Find the number of digits in the smallest repunit divisible by $19$.
I believe a repunit number, with $N$ digits, is of the form $ \sum_{k=0}^{N-1} 10^k = \frac{10^N -1}{10-1} = \frac{10^N - 1}{9}, $ and is divisible by $n$ if $10^N - 1 \equiv 0 \pmod{9n}.$ The solution should be the smallest number N that satisfies $10^N -1 \equiv 0 \pmod{9 \cdot 19}.$ Can somebody finish this off?
$10\equiv1\pmod9$, so $10^N\equiv 1 \pmod9$ for all $N\in\mathbb N$,
so your question becomes what is the smallest number $N$ satisfying $10^N\equiv1\pmod{19}$.

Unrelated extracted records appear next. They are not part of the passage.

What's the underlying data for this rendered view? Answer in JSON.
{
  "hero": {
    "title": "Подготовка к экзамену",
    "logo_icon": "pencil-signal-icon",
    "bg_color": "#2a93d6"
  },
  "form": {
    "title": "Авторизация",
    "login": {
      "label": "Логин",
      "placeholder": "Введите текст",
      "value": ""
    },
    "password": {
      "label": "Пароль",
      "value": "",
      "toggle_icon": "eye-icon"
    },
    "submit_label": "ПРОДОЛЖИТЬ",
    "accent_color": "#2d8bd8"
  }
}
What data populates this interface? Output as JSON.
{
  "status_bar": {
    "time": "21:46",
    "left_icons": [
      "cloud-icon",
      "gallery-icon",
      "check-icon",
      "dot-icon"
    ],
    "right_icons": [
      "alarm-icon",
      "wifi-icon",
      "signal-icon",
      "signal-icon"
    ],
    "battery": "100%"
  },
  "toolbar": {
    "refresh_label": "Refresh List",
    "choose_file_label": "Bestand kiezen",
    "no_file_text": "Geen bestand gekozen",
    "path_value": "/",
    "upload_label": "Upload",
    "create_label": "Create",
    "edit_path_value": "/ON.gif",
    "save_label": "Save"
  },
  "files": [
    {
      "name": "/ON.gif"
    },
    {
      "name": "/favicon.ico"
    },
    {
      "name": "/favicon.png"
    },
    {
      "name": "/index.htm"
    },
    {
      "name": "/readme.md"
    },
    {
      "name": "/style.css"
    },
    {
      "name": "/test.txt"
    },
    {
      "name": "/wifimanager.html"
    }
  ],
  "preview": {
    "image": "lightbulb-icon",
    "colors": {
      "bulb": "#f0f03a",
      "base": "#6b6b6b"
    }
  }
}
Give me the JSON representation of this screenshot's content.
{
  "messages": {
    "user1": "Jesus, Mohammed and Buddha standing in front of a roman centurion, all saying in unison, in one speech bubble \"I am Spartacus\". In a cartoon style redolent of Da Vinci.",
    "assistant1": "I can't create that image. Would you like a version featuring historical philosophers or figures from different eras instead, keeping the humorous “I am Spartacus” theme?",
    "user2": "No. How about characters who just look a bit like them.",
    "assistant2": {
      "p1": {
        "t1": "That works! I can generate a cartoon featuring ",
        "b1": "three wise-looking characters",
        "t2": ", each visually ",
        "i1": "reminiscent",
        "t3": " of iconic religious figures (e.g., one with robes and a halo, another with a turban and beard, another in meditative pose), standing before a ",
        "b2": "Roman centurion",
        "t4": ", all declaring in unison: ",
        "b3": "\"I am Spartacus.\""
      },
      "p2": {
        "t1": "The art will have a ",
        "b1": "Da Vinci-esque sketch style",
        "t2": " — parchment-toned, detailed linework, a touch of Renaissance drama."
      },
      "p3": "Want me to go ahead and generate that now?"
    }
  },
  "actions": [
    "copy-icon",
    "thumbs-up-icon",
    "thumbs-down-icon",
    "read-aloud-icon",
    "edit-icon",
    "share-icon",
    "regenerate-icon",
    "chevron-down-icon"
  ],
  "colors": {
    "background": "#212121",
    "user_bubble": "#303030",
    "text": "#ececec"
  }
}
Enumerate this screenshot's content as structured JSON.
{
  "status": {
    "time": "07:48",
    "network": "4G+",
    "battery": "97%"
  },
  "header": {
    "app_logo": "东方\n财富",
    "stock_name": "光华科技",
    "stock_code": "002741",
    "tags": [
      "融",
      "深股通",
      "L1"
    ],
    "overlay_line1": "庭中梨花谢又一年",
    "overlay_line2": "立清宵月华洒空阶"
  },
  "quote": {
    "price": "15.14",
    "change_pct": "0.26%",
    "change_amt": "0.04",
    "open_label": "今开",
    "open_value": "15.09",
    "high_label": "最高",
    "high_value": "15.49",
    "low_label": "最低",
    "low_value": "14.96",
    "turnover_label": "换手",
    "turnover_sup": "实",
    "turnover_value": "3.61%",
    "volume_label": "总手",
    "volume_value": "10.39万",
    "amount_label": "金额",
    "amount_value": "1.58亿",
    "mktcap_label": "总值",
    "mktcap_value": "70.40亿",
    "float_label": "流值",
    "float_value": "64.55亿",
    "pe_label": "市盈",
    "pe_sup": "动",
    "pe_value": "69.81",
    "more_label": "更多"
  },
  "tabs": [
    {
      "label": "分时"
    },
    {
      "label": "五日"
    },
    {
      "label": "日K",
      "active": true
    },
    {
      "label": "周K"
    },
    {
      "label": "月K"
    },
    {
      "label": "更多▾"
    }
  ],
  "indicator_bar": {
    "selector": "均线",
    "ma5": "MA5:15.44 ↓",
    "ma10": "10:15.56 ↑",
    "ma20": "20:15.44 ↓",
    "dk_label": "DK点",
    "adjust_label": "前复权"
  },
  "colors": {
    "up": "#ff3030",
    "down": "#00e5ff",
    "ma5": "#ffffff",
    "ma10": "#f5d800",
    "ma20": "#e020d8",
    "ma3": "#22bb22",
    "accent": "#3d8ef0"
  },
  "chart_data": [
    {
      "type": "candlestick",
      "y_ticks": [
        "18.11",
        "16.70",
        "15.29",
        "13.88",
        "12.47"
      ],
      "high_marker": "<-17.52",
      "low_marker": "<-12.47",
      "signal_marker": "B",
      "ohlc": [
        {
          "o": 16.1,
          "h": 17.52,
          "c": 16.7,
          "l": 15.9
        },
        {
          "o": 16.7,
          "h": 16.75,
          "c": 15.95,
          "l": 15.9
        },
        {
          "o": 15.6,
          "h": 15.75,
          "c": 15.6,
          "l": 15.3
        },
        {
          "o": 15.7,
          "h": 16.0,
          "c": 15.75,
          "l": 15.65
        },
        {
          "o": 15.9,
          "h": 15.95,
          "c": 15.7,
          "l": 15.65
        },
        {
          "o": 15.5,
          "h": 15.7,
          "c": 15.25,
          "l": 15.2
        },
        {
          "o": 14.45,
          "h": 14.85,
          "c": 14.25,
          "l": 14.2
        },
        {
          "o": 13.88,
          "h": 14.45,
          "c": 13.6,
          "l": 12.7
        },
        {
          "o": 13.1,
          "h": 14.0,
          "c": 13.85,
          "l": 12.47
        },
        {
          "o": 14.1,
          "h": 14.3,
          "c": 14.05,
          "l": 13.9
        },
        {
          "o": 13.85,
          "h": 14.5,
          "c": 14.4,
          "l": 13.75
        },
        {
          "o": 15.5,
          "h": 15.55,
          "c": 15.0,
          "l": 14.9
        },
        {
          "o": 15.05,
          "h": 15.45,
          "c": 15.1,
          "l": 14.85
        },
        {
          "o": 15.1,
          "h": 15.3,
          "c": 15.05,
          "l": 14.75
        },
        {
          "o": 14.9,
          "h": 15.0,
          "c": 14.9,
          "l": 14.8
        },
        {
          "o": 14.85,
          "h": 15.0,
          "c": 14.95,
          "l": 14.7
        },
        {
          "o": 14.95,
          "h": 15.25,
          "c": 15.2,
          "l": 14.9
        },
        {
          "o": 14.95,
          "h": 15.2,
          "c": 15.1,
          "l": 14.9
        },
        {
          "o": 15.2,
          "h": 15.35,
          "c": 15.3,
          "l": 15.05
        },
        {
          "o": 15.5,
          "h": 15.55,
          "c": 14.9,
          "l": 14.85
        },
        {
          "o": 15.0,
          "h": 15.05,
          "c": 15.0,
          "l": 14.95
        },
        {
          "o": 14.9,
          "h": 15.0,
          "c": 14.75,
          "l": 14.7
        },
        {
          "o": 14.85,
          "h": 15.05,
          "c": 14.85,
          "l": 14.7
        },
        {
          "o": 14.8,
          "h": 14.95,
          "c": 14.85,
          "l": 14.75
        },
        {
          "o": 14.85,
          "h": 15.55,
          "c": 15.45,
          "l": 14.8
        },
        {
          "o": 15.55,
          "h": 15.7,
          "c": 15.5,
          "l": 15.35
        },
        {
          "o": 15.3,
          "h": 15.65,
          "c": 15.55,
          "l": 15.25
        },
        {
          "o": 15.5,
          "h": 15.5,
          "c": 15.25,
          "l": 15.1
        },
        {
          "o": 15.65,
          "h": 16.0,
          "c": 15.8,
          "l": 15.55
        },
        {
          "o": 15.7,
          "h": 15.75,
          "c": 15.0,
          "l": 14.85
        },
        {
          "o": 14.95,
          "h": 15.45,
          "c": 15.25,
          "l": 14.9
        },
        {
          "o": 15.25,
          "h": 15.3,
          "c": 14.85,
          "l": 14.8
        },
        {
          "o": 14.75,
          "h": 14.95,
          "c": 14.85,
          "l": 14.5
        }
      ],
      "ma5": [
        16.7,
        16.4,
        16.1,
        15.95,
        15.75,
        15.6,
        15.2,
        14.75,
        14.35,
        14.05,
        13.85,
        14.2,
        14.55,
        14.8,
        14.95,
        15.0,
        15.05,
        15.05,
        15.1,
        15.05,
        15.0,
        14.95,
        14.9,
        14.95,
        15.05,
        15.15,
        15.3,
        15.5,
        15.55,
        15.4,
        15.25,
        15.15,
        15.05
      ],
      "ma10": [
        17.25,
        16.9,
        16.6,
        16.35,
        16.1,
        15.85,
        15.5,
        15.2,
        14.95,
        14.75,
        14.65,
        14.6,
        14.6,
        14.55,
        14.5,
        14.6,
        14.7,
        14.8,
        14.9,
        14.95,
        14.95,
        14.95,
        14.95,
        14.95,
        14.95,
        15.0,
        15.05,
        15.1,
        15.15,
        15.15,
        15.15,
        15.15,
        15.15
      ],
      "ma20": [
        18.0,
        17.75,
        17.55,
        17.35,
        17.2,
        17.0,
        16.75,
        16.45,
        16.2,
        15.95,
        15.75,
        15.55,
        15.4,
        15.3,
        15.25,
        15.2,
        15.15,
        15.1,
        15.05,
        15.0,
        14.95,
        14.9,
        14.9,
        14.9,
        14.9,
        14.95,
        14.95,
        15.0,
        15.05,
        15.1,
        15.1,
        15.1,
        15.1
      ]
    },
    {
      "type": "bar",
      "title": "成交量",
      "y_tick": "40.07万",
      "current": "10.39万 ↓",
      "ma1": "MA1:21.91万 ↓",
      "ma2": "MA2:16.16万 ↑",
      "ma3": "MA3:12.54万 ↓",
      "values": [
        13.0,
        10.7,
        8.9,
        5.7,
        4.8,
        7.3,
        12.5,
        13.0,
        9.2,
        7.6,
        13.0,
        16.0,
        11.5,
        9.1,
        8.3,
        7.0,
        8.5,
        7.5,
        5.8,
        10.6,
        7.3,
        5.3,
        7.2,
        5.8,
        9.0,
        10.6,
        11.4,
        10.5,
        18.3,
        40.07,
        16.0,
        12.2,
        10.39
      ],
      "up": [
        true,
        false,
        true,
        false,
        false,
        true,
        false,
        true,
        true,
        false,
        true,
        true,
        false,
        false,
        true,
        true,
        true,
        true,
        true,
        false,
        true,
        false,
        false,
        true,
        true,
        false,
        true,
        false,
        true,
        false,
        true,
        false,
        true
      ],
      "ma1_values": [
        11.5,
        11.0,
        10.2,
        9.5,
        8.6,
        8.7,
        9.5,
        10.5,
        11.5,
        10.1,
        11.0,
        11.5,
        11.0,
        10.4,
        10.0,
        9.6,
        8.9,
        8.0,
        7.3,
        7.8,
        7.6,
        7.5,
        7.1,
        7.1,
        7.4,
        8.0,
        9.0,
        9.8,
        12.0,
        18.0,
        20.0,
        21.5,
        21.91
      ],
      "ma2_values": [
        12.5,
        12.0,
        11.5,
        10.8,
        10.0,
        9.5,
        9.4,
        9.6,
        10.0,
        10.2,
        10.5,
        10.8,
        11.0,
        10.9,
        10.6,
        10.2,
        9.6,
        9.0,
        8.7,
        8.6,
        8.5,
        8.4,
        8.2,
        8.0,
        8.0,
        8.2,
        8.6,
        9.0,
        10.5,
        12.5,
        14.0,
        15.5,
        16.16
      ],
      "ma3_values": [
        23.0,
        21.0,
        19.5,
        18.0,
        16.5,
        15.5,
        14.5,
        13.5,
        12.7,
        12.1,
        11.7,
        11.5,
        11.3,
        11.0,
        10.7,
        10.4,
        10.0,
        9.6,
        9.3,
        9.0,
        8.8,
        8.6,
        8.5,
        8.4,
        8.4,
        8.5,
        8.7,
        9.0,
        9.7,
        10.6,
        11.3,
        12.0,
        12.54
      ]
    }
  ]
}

By Fermat's little theorem, we know $10^{18}\equiv1\pmod{19}$;
we just have to show that $10^6\not\equiv1\pmod{19}$ and $10^{9}\not\equiv1\pmod{19}$.
Method 1
$10^2\equiv5\bmod19$, so $10^3\equiv50\equiv12\bmod19$, so $10^6\equiv144\equiv11$, and $10^9\equiv132\equiv18\bmod19$.
Method 2
$10^6-1=(10^3+1)(10^3-1)=(7\times11\times13)(27\times37)$ is not divisible by $19$.
By Euler's criterion, $10^9-1\equiv\left(\dfrac{10}{19}\right)=\left(\dfrac{2}{19}\right)\left(\dfrac{5}{19}\right)=(-1)\left(\dfrac45\right)=-1\pmod{19}$.